From International Socialism, No.10, Autumn 1962, p.32.
Transcribed & marked up by Einde O’Callaghan for ETOL.

 

A Cure of Delinquents
Robert W Shields
Heinemann. 21s.

City boys who are maladjusted should not go into the countryside for treatment. Familiar surroundings have definite therapeutic value; the London County Council was right in establishing an experimental school for maladjusted boys in busy built-up Peckham.

The school is Bredinghurst, established in 1948 as the first school for maladjusted children in England to incorporate into its structure a full psychiatric unit, thus bringing into close association teachers, child care staff, and a psychiatric team. For eleven years Dr Shields was the school’s psychotherapist and in his book he relates some of the methods he adopted in the boys’ treatment as well as setting out at length some actual case histories of the boys themselves.

From his experience Dr Shields says that the vast majority of maladjusted children can be treated successfully in an educational setting. This is something that Bredinghurst does; the normal educational programme is never ignored despite emphasis on the school’s psychiatric orientation. The actual treatment is important and Dr Shields recommends a middle course between do-as-you-please and harsh restrictive discipline.

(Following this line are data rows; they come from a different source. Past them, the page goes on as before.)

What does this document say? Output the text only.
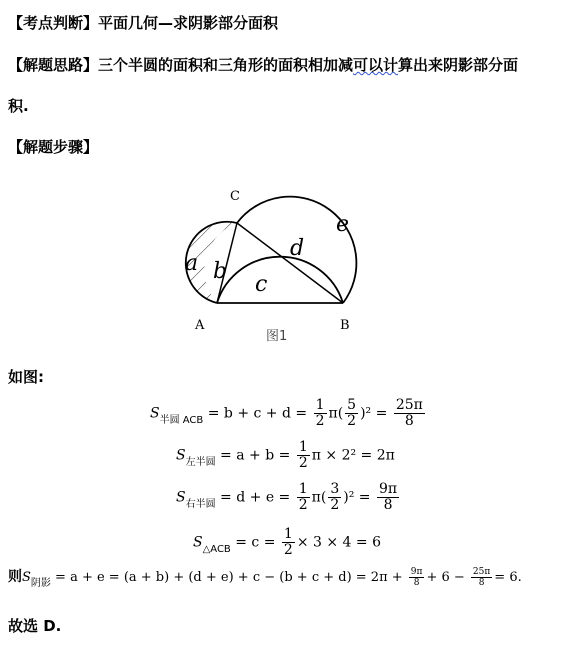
【考点判断】平面几何—求阴影部分面积
【解题思路】三个半圆的面积和三角形的面积相加减可以计算出来阴影部分面
积.
【解题步骤】
A	B
C
a b
c
d
e
图1
如图:
$S_{半圆 ACB} = b + c + d = \frac{1}{2} \pi( \frac{5}{2} )^2 = \frac{25\pi}{8}$
$S_{左半圆} = a + b = \frac{1}{2}$ π × 2² = 2π
$S_{右半圆} = d + e = \frac{1}{2} \pi( \frac{3}{2} )^2 = \frac{9\pi}{8}$
$S_{\triangle ACB} = c = \frac{1}{2} \times 3 \times 4 = 6$
则$S_{阴影} = a + e = (a + b) + (d + e) + c - (b + c + d) = 2\pi + \frac{9\pi}{8} + 6 - \frac{25\pi}{8} = 6$.
故选 D.
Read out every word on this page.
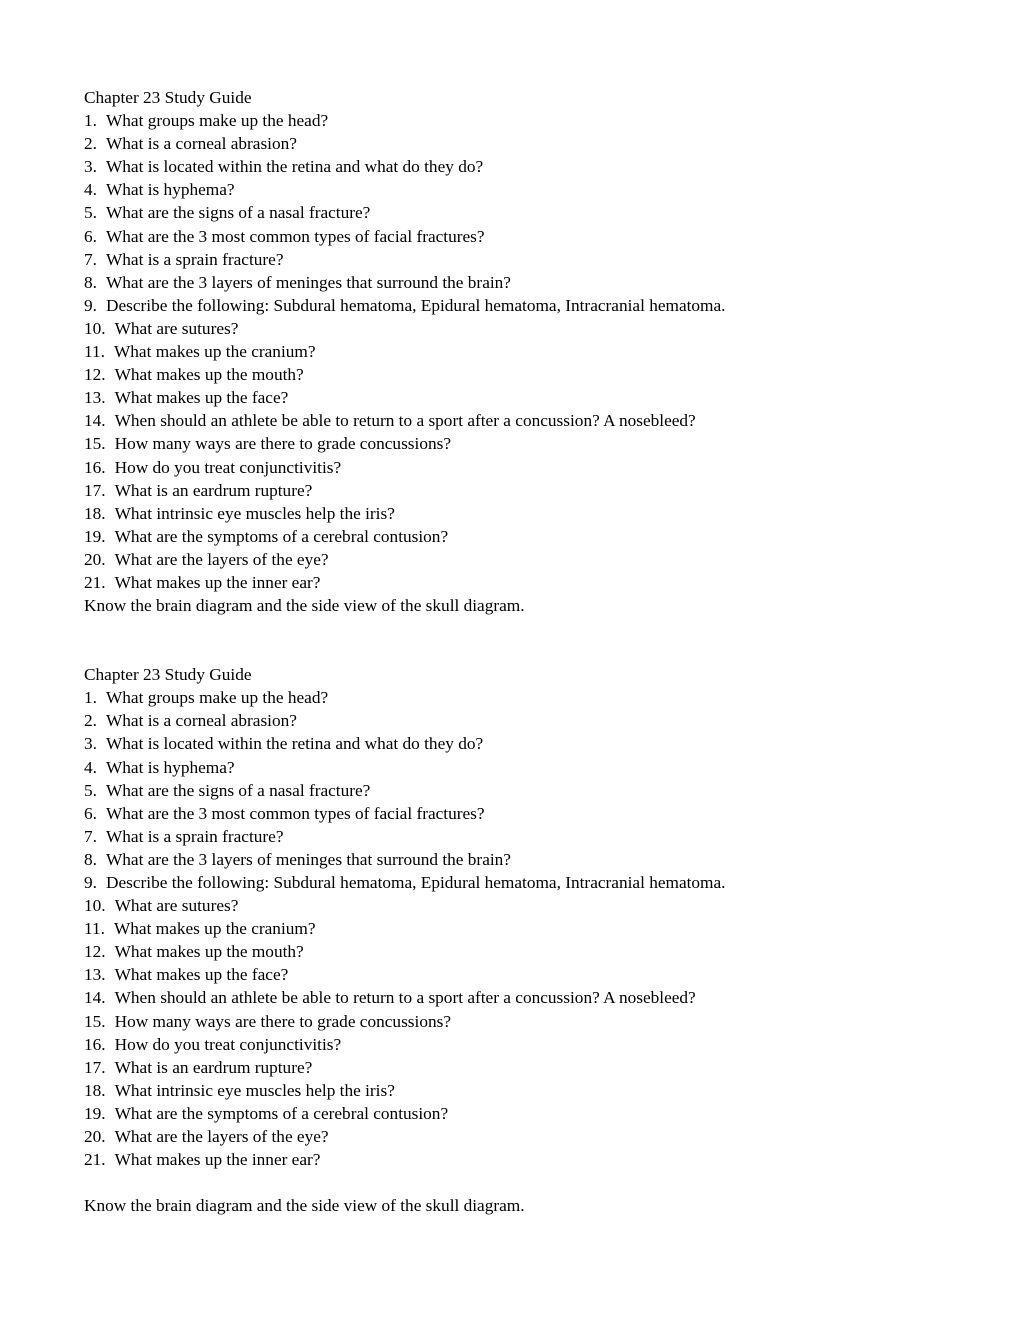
Chapter 23 Study Guide
1. What groups make up the head?
2. What is a corneal abrasion?
3. What is located within the retina and what do they do?
4. What is hyphema?
5. What are the signs of a nasal fracture?
6. What are the 3 most common types of facial fractures?
7. What is a sprain fracture?
8. What are the 3 layers of meninges that surround the brain?
9. Describe the following: Subdural hematoma, Epidural hematoma, Intracranial hematoma.
10. What are sutures?
11. What makes up the cranium?
12. What makes up the mouth?
13. What makes up the face?
14. When should an athlete be able to return to a sport after a concussion? A nosebleed?
15. How many ways are there to grade concussions?
16. How do you treat conjunctivitis?
17. What is an eardrum rupture?
18. What intrinsic eye muscles help the iris?
19. What are the symptoms of a cerebral contusion?
20. What are the layers of the eye?
21. What makes up the inner ear?
Know the brain diagram and the side view of the skull diagram.
Chapter 23 Study Guide
1. What groups make up the head?
2. What is a corneal abrasion?
3. What is located within the retina and what do they do?
4. What is hyphema?
5. What are the signs of a nasal fracture?
6. What are the 3 most common types of facial fractures?
7. What is a sprain fracture?
8. What are the 3 layers of meninges that surround the brain?
9. Describe the following: Subdural hematoma, Epidural hematoma, Intracranial hematoma.
10. What are sutures?
11. What makes up the cranium?
12. What makes up the mouth?
13. What makes up the face?
14. When should an athlete be able to return to a sport after a concussion? A nosebleed?
15. How many ways are there to grade concussions?
16. How do you treat conjunctivitis?
17. What is an eardrum rupture?
18. What intrinsic eye muscles help the iris?
19. What are the symptoms of a cerebral contusion?
20. What are the layers of the eye?
21. What makes up the inner ear?
Know the brain diagram and the side view of the skull diagram.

The root causes of maladjustment and anti-social behaviour are not merely the result of intrapsychic splits between the id, the ego and the superego, but lie in a three-way reaction of the child’s primitive ego to specific traumatic experiences visa-vis his environment. The child’s survival and total security depend upon the alleviation of such traumatic experiences by psychotherapy in a therapeutic environment; not by old-fashioned probation Or committal to a remand home or approved school by penelogically illiterate magistrates, suspicious of psychotherapy because it lies outwith their smug suburban ken, to whom the maladjusted delinquent is a potential recidivist instead of a person who can be led back to conformity. The value of the pioneer work done by the L.C.C. at Bredinghurst—pioneer work which would not have been contemplated by a smaller local authority such as the Government proposes for the London area—is underlined in Dr Shields’ last paragraph:

‘We, on the psychiatric side, benefited from working so closely with the educational and child-care staff and it is heartening to reflect that other schools and other local authorities are adopting very similar methods, and among sensitive and aware administrators we have found wide support.’

It is very clear that successful psychiatric treatment during childhood removes the tendency towards anti-social behaviour in the maladjusted teenager; there would be considerable community as well as individual benefit if Bredinghurst were multiplied a thousandfold over Great Britain.